Cosa aspettarsi nelle prossime settimane
Gli operatori guardano al futuro con prudenza. La pesca lungo le coste del Tirreno e dell’Adriatico riparte piano. Il maltempo non dà tregua in alcune zone. Solo tra qualche settimana si potrà capire davvero quanto ha inciso il ciclone Harry sulla filiera alimentare italiana.

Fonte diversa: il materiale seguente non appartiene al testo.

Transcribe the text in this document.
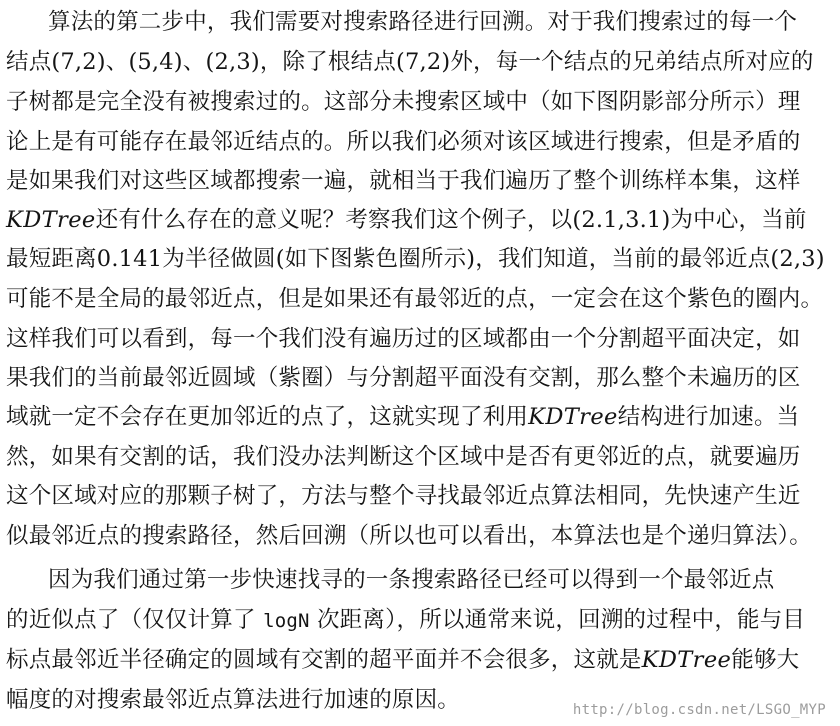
算法的第二步中，我们需要对搜索路径进行回溯。对于我们搜索过的每一个
结点(7,2)、(5,4)、(2,3)，除了根结点(7,2)外，每一个结点的兄弟结点所对应的
子树都是完全没有被搜索过的。这部分未搜索区域中（如下图阴影部分所示）理
论上是有可能存在最邻近结点的。所以我们必须对该区域进行搜索，但是矛盾的
是如果我们对这些区域都搜索一遍，就相当于我们遍历了整个训练样本集，这样
KDTree还有什么存在的意义呢？考察我们这个例子，以(2.1,3.1)为中心，当前
最短距离0.141为半径做圆(如下图紫色圈所示)，我们知道，当前的最邻近点(2,3)
可能不是全局的最邻近点，但是如果还有最邻近的点，一定会在这个紫色的圈内。
这样我们可以看到，每一个我们没有遍历过的区域都由一个分割超平面决定，如
果我们的当前最邻近圆域（紫圈）与分割超平面没有交割，那么整个未遍历的区
域就一定不会存在更加邻近的点了，这就实现了利用KDTree结构进行加速。当
然，如果有交割的话，我们没办法判断这个区域中是否有更邻近的点，就要遍历
这个区域对应的那颗子树了，方法与整个寻找最邻近点算法相同，先快速产生近
似最邻近点的搜索路径，然后回溯（所以也可以看出，本算法也是个递归算法）。
因为我们通过第一步快速找寻的一条搜索路径已经可以得到一个最邻近点
的近似点了（仅仅计算了 logN 次距离），所以通常来说，回溯的过程中，能与目
标点最邻近半径确定的圆域有交割的超平面并不会很多，这就是KDTree能够大
幅度的对搜索最邻近点算法进行加速的原因。	http://blog.csdn.net/LSGO_MYP
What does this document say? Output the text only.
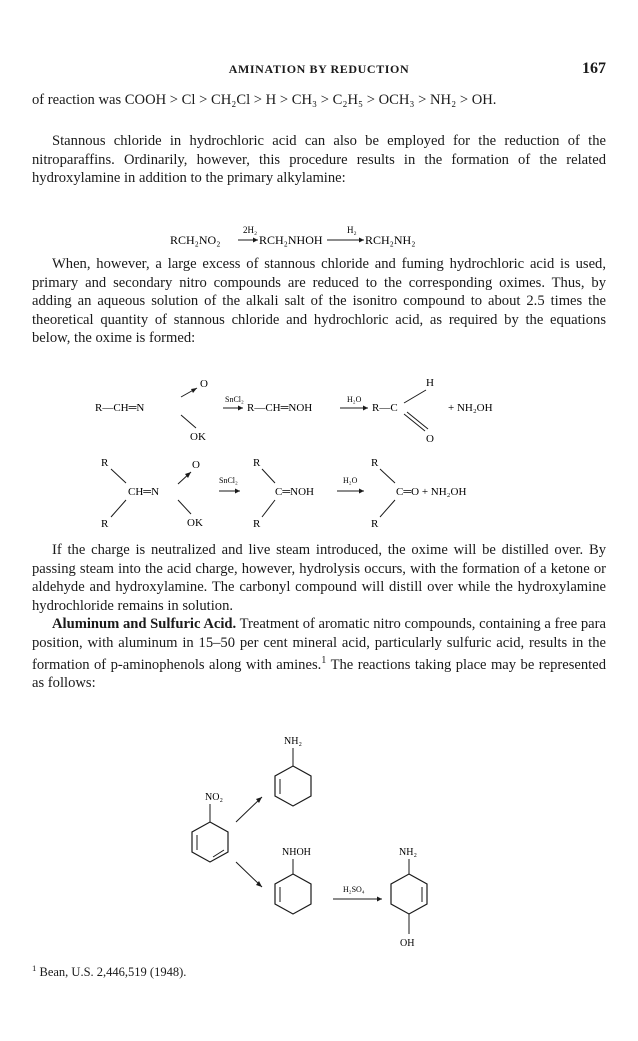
AMINATION BY REDUCTION	167

of reaction was COOH > Cl > CH₂Cl > H > CH₃ > C₂H₅ > OCH₃ > NH₂ > OH.

Stannous chloride in hydrochloric acid can also be employed for the reduction of the nitroparaffins. Ordinarily, however, this procedure results in the formation of the related hydroxylamine in addition to the primary alkylamine:

RCH₂NO₂
2H₂
RCH₂NHOH
H₂
RCH₂NH₂

When, however, a large excess of stannous chloride and fuming hydrochloric acid is used, primary and secondary nitro compounds are reduced to the corresponding oximes. Thus, by adding an aqueous solution of the alkali salt of the isonitro compound to about 2.5 times the theoretical quantity of stannous chloride and hydrochloric acid, as required by the equations below, the oxime is formed:

O
R—CH═N
OK
SnCl₂
R—CH═NOH
H₂O
R—C
H
O
+ NH₂OH
R
CH═N
R
O
OK
SnCl₂
R
C═NOH
R
H₂O
R
C═O + NH₂OH
R

If the charge is neutralized and live steam introduced, the oxime will be distilled over. By passing steam into the acid charge, however, hydrolysis occurs, with the formation of a ketone or aldehyde and hydroxylamine. The carbonyl compound will distill over while the hydroxylamine hydrochloride remains in solution.

Aluminum and Sulfuric Acid. Treatment of aromatic nitro compounds, containing a free para position, with aluminum in 15–50 per cent mineral acid, particularly sulfuric acid, results in the formation of p-aminophenols along with amines.$^1$ The reactions taking place may be represented as follows:

NO₂
NH₂
NHOH
H₂SO₄
NH₂
OH
$^1$ Bean, U.S. 2,446,519 (1948).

Nel frattempo, i consumatori sono invitati a scoprire offerte meno note ma vantaggiose, come i fragolini o le mormore. Meglio anche scegliere prodotti stagionali e a prezzi più bassi. “Gennaio è sempre un mese difficile per i mercati”, racconta un venditore di Cagliari, “ma quest’anno bisogna fare ancora più attenzione a cosa si compra”.
La situazione resta in movimento: tra ripartenze lente, prezzi che oscillano e qualche occasione per chi sa guardare oltre i soliti prodotti.